I wrote more on this on my own LJ, not wanting to hijack Julia's discussion... please feel free to check it out.
no subject
Date: 2009-11-01 05:27 am (UTC)I tend to go to the CDC to get basic statistics when pressed, but, beyond that, i'd refer you to the librarian at a medical or science library. I'm afraid i don't keep links or bibliographies around to give you a lot of hard evidence.
no subject
Date: 2009-11-03 10:40 am (UTC)If I had kids, there would need to be some really strong showings of harm for me to consider not vaccinating them. I managed to catch chickenpox as a near-adult, and had I been properly vaccinated, not only would I not have gotten it, I wouldn't have given it to the friend that I did. So, I think you can chalk me up into the strongly pro camp.
On the flip side, I've never gotten a flu shot, because I've never really had a particularly bad reaction to flu. (Unlike pneumonia, which nearly killed me when I was two). So that putative flu shot I might get is one that someone else would probably be better served by. Although I did pay careful attention when the first H1N1 reports were coming out - so far it appears that H1N1 really is as virulently transmissable as we were afraid, but it is not as lethal as we were afraid it might be, so we're coming out ahead. But there's definitely an epidemic on.
no subject
Date: 2009-11-04 10:40 pm (UTC)All that to say that even though my information is only anecdotal, it's enough for me to have rejected vaccines for my kids. I've read all your friends' arguments both for and against vaccination and I always try to keep an open mind...I generally do not try to convince people to do what I've done, but I don't mind telling them my own experience if asked :)
no subject
Date: 2009-11-04 10:41 pm (UTC)I had whooping cough
Date: 2009-11-12 04:38 pm (UTC)I also had a very severe case of chicken pox and was astonished to hear about chicken pox parties coming back into vogue.

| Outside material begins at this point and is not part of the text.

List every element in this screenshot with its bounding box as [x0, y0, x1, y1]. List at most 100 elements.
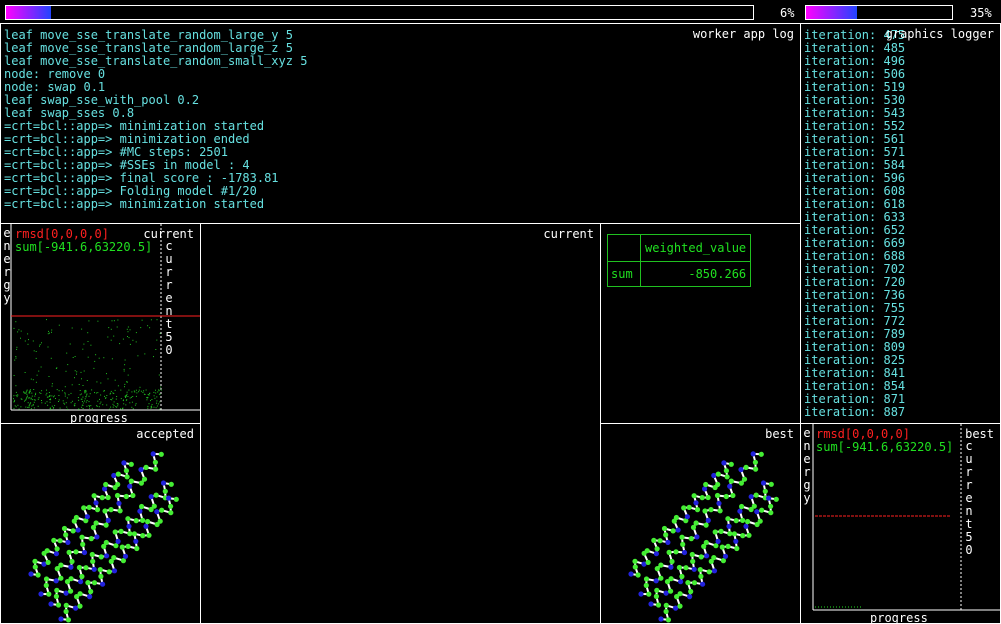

Of course while it's being incubated it is unlikely that every parent is quarantining their child, thus causing outbreaks of chicken pox to unvaccinated children or adults who never had it as children.
Then I have a pregnant friend who was made to feel guilty for getting the H1N1 vaccine and was in tears, worrying about her baby--for no good reason, just pressure from people who read all the anti-vaccination pseudoscience web sites.

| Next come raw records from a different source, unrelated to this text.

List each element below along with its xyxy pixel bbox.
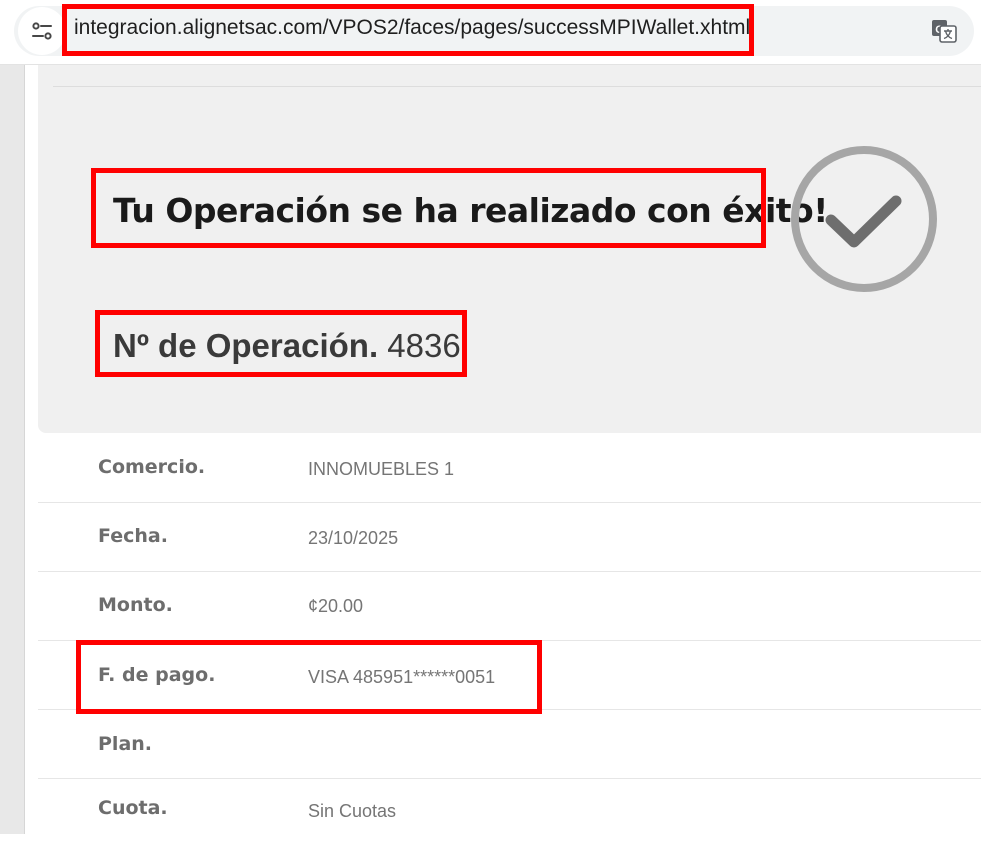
success-message: Tu Operación se ha realizado con éxito!	[113, 191, 828, 230]
detail-row-plan: Plan.	[38, 710, 981, 779]
detail-row-amount: Monto. ¢20.00	[38, 572, 981, 641]
payment-method-value: VISA 485951******0051	[308, 667, 496, 687]
tune-icon	[32, 22, 52, 40]
google-translate-icon[interactable]: G	[930, 17, 958, 45]
date-value: 23/10/2025	[308, 528, 399, 548]
site-info-button[interactable]	[18, 7, 66, 55]
installments-value: Sin Cuotas	[308, 801, 397, 821]
commerce-value: INNOMUEBLES 1	[308, 459, 455, 479]
operation-number-line: Nº de Operación. 4836	[113, 327, 461, 365]
amount-value: ¢20.00	[308, 596, 364, 616]
payment-method-label: F. de pago.	[98, 664, 216, 686]
detail-row-commerce: Comercio. INNOMUEBLES 1	[38, 434, 981, 503]
operation-number-label: Nº de Operación.	[113, 327, 379, 364]
amount-label: Monto.	[98, 594, 173, 616]
check-circle-icon	[791, 146, 937, 292]
detail-row-date: Fecha. 23/10/2025	[38, 503, 981, 572]
detail-row-installments: Cuota. Sin Cuotas	[38, 779, 981, 848]
left-gutter	[0, 65, 24, 834]
browser-toolbar: integracion.alignetsac.com/VPOS2/faces/p…	[0, 0, 981, 65]
detail-row-payment-method: F. de pago. VISA 485951******0051	[38, 641, 981, 710]
panel-divider	[53, 86, 981, 87]
date-label: Fecha.	[98, 525, 168, 547]
gutter-divider	[24, 65, 25, 834]
installments-label: Cuota.	[98, 797, 168, 819]
plan-label: Plan.	[98, 733, 153, 755]
url-text[interactable]: integracion.alignetsac.com/VPOS2/faces/p…	[74, 16, 750, 40]
commerce-label: Comercio.	[98, 456, 206, 478]
operation-number-value: 4836	[387, 327, 461, 364]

So I wrote the following post (http://tapati.livejournal.com/489500.html) about vaccination hysteria as a result.
I also recommend this article. (http://www.wired.com/magazine/2009/10/ff_waronscience/)
Quote:
Twelve epidemiological studies have found no data that links the MMR (measles/mumps/rubella) vaccine to autism; six studies have found no trace of an association between thimerosal (a preservative containing ethylmercury that has largely been removed from vaccines since 20011) and autism, and three other studies have found no indication that thimerosal causes even subtle neurological problems. The so-called epidemic, researchers assert, is the result of improved diagnosis, which has identified as autistic many kids who once might have been labeled mentally retarded or just plain slow. In fact, the growing body of science indicates that the autistic spectrum — which may well turn out to encompass several discrete conditions — may largely be genetic in origin. In April, the journal Nature published two studies that analyzed the genes of almost 10,000 people and identified a common genetic variant present in approximately 65 percent of autistic children.
no subject
Date: 2009-12-07 03:37 am (UTC)My general rule is vaccinate, vaccinate, vaccinate. The vaccines recommended for normal use are mostly long-established, well-tested, and safer than going for a ride in a car. The only times I would reccomend against vaccination are if there's a specific medical reason, such as egg allergy if the vaccine is egg-cultured.
You cannot rely on herd immunity because you can't know in advance who you'll be around or whether they've been vaccinated.
And the diseases we immunize against are horrible; that's why they were targeted.